En concertation avec l’école une progression de travail basée sur les sons étudiés en classe est établie : les exercices proposés seront tous adaptés et pour l’école comme pour la maison ; ils sont tirés de son vocabulaire. En début d’année scolaire nous avons étendu le vocabulaire travaillé et des 50 mots nous sommes passés à 300. Ces mots qui sont soit acquis, en cours d’acquisition ou non acquis représentent l’essentiel du vocabulaire de base nécessaire à la vie d’Aymeric, ceci tenant compte de notre « culture » familiale et de notre environnement. Les exercices pratiqués à l’école et à la maison sont tous basés sur ce « dictionnaire »en image de 300 mots, la maîtresse a organisé un certain nombre d’activités qui sont reprises à chaque son étudié afin de faciliter la compréhension des consignes, écueil fréquent à la réussite des activités. Je m’organise et prépare un classeur par son (et par semaine) selon un principe défini qui permet là aussi à Aymeric de s’y retrouver : les exercices sont conçus à partir de « montages » issus de mots sélectionnés des livres de lecture, et de son dictionnaire d’images/mots. Tous les mots sont travaillés avec les images associées pour faciliter une compréhension simultanée. Les mots qui pour certains d’entre eux (les premiers mots) avaient été travaillés en manipulation par lettre puis par mots entiers sont maintenant découpés en syllabes. Nous nous conformons aux exigences de l’école même si pour quelques mots à sons complexes, Aymeric apprend sous forme globale. Pour chaque son Aymeric manipule et verbalise les syllabes correspondantes, il manipule les syllabes pour former les mots et oralise également lors de ces exercices. Pour chaque son, j’associe des exercices de graphisme à partir de mots courts connus, ceux-ci étant toujours couplés avec leur dessin. Nous proposons également des exercices d’identification du son étudié dans les mots, de discrimination auditive etc. Les petits livres « lire les sons qui claquent, qui chantent… » de chez Hatier sont utilisés. Un site internet, « les coccinelles » propose des exercices judicieusement présentés et me permet aussi d’enrichir les supports proposés…. Pour une fois que je peux m’économiser en utilisant des activités adaptées toutes prêtes…

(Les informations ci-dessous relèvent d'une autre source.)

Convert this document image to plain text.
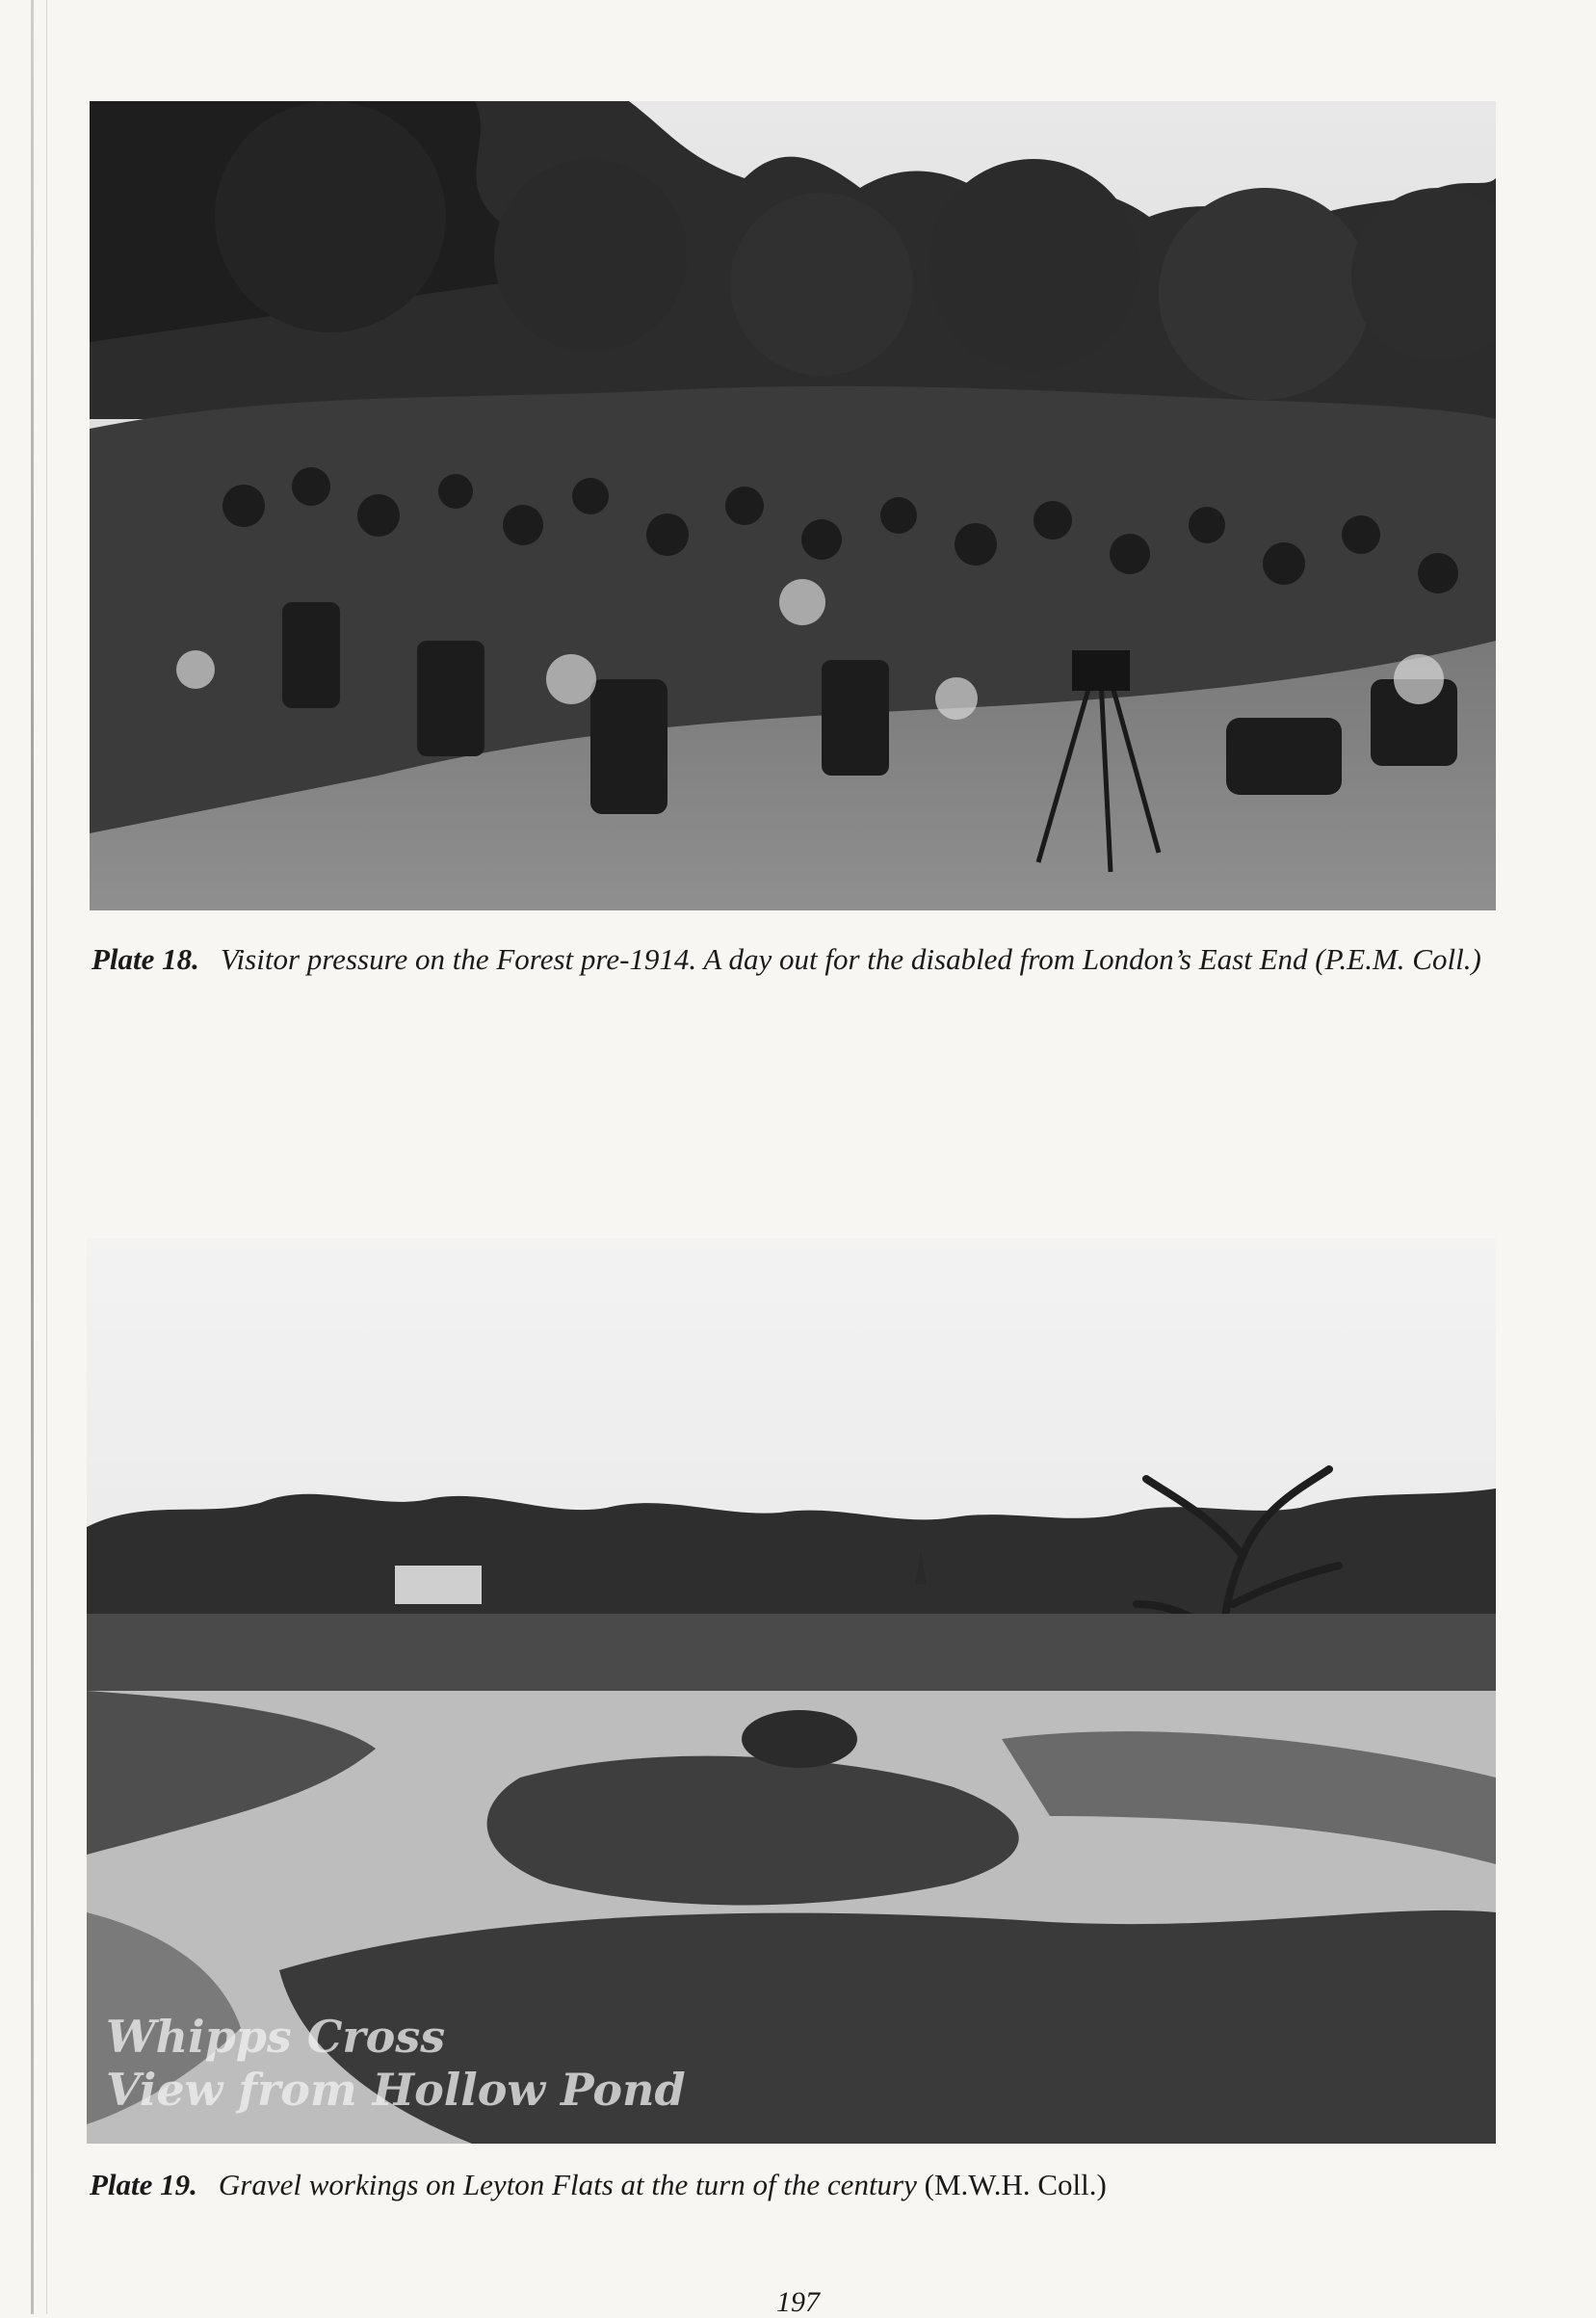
Plate 18. Visitor pressure on the Forest pre-1914. A day out for the disabled from London’s East End (P.E.M. Coll.)

Whipps Cross
View from Hollow Pond

Plate 19. Gravel workings on Leyton Flats at the turn of the century (M.W.H. Coll.)

197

Durant toute cette année, l’orthophoniste a organisé ses séances en cohérence avec les sons étudiés à l’école et à domicile. L’enseignante a également amélioré tout au long de l’année les exercices proposés. Un maintien en CP l’an prochain est finalement décidé pour permettre la poursuite de ces apprentissages, Aymeric n’aura pas trop de cette année supplémentaire, le rythme est trop important pour lui et il faut donc lui donner cette chance. L’année scolaire est achevée depuis quelques heures et Aymeric est à la maison. L’une des psychologues qui l’a accompagné cette année lui lit une petite histoire simple avec les animaux de la ferme. Quelle n’est pas sa surprise (et la mienne) lorsque, s’interrompant, elle entend Aymeric lire oralement le mot suivant qu’il connaît bien (poule) et ensuite le « pou » de poussin (mot qu’il n’a pas appris mais dont il a reconnu la 1re syllabe). Dans les jours qui suivent Aymeric répète les syllabes de ses tableaux à double entrée et à nouveau des mots de ce petit livre. Nous venons avec bonheur de franchir une nouvelle étape, Aymeric a compris que les lettres constituaient des syllabes et les syllabes des mots, nous pouvons poursuivre sur cette voie l’an prochain, les supports utilisés sont adaptés et Aymeric vient de nous le montrer. La route est longue encore pour que ces émergences deviennent une lecture fonctionnelle. A nous, parents et professionnels de persévérer et de continuer à nous adapter à cet enfant pour lui permettre d’être un peu plus chaque jour un enfant et un écolier parmi les autres.